Fagnano, José
FAGNANO, JOSÉ
Salesian missionary in Argentina and Chile; b. Rochetta, Italy, March 9, 1844; d. Santiago de Chile, Sept. 18, 1916. As a youth he entered the seminary but soon left to enlist as a soldier in Garibaldi's army, then fighting for Italian unification. Disappointed in the military life, he returned to his classical studies. After becoming a friend of Don Juan bosco, founder of the Salesians, he reentered the seminary; he was ordained on Sept. 11, 1868. He received the degree of doctor in fine arts in Turin, and in 1875 went to America with the first Salesian expedition to Argentina. A year later he was director of the first Salesian school in America, established in San Nicolás de los Arroyos, Buenos Aires. Persuaded by Don Bosco, he went to Patagonia in 1880 and started his evangelistic work. He enlisted in General Villega's army, while it was fighting the natives, toward whose pacification and conversion he worked. He was a parish priest in Patagonia in 1860 and in the course of his apostolic work built two schools, the first hospital, and a metereological observatory; he also established a school and a church in Viedma. In 1883 the Holy See named him apostolic delegate to southern Patagonia.
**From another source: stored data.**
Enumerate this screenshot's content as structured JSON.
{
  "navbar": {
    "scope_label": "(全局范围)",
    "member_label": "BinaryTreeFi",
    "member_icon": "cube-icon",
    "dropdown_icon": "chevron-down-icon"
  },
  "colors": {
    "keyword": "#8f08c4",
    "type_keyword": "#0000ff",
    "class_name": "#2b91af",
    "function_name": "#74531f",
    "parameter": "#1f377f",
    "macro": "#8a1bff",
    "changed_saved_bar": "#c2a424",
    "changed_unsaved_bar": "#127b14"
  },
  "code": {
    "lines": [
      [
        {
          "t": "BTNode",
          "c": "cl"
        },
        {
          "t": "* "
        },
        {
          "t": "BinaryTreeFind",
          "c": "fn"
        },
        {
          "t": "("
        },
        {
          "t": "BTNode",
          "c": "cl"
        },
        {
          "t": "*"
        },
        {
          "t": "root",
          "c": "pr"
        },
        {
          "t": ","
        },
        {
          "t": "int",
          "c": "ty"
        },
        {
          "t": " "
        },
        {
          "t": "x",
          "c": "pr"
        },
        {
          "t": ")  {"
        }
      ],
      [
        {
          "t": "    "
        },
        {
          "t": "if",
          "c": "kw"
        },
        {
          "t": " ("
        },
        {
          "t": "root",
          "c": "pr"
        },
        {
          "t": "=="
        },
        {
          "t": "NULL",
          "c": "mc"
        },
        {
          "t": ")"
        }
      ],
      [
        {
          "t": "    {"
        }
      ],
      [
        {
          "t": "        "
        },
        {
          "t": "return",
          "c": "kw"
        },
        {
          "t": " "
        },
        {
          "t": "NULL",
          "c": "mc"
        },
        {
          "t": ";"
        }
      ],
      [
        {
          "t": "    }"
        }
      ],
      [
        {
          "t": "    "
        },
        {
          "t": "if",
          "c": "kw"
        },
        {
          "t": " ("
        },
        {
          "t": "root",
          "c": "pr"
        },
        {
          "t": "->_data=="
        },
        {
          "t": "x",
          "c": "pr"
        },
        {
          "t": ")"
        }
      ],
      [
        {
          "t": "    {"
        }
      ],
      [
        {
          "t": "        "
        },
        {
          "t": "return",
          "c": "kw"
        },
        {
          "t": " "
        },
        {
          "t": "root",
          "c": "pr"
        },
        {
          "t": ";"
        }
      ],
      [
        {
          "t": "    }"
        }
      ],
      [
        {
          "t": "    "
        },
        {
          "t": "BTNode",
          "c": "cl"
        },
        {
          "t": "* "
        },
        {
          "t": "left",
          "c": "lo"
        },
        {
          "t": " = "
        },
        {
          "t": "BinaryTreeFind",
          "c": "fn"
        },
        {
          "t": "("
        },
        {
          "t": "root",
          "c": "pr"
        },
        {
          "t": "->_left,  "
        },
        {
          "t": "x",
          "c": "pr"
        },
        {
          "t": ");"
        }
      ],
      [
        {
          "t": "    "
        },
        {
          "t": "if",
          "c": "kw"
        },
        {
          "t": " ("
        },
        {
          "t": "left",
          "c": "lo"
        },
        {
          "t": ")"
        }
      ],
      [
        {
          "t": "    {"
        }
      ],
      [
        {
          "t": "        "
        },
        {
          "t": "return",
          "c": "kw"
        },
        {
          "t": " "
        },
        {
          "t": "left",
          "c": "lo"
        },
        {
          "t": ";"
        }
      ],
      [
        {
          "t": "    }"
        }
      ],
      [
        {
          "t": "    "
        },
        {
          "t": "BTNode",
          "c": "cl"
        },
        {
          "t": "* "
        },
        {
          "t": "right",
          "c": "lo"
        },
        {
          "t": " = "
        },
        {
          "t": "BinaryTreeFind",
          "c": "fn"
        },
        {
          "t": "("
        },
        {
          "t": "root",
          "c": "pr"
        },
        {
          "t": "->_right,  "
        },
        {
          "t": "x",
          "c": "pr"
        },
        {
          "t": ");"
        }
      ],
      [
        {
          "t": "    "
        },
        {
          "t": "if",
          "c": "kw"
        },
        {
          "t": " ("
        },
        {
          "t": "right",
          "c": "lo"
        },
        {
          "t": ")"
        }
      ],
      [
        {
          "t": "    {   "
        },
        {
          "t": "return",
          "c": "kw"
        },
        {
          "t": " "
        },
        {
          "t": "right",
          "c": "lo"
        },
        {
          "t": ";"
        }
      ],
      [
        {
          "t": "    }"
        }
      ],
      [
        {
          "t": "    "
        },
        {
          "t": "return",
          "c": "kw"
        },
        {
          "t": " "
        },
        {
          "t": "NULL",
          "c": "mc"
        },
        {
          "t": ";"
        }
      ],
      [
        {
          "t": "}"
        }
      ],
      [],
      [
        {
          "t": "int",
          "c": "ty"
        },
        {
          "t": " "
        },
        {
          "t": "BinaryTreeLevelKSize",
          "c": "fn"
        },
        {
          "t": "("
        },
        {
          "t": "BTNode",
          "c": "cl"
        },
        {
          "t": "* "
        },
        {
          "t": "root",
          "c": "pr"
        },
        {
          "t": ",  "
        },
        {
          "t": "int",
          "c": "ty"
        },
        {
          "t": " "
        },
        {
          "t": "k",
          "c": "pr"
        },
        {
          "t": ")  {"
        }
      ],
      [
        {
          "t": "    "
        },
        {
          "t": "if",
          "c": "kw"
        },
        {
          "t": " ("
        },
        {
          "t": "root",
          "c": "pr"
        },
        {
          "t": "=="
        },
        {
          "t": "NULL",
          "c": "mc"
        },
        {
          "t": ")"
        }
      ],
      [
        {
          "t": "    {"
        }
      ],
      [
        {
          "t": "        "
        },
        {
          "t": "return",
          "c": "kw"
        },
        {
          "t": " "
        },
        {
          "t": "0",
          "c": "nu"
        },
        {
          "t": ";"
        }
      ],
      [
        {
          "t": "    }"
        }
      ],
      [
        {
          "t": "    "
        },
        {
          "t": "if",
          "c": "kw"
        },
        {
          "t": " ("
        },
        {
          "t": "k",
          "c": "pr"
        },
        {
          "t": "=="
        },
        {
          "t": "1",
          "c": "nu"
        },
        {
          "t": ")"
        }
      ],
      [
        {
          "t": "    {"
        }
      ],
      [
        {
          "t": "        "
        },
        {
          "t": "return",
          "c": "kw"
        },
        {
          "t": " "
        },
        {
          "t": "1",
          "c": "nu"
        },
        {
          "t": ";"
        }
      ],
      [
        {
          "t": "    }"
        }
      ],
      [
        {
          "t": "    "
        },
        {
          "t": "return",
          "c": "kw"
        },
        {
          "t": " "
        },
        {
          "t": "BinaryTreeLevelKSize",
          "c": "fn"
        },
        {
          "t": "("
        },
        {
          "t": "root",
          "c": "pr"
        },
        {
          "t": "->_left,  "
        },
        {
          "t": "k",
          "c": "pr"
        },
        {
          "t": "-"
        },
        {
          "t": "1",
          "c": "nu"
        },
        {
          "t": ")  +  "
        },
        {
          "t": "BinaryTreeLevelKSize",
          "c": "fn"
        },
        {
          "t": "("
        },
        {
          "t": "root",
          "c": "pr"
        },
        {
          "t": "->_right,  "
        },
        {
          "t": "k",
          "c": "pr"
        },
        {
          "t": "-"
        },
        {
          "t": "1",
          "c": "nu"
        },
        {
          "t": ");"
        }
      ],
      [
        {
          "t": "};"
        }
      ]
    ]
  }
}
He played an important role in the pacification of the natives and built a school and an oratory in Punta Arenas, Tierra del Fuego. He accompanied Ramón Lista's expedition of 1886 and inspected the lake that today bears his name; he carried livestock to Willes Bay and on horseback explored Dawson's Island, supporting in his correspondence the Argentine's right to rule the Falkland Islands. Fagnano died loved and understood by the natives.
Bibliography: r. a. entraigas, Monseñor Fagnano (Buenos Aires 1945).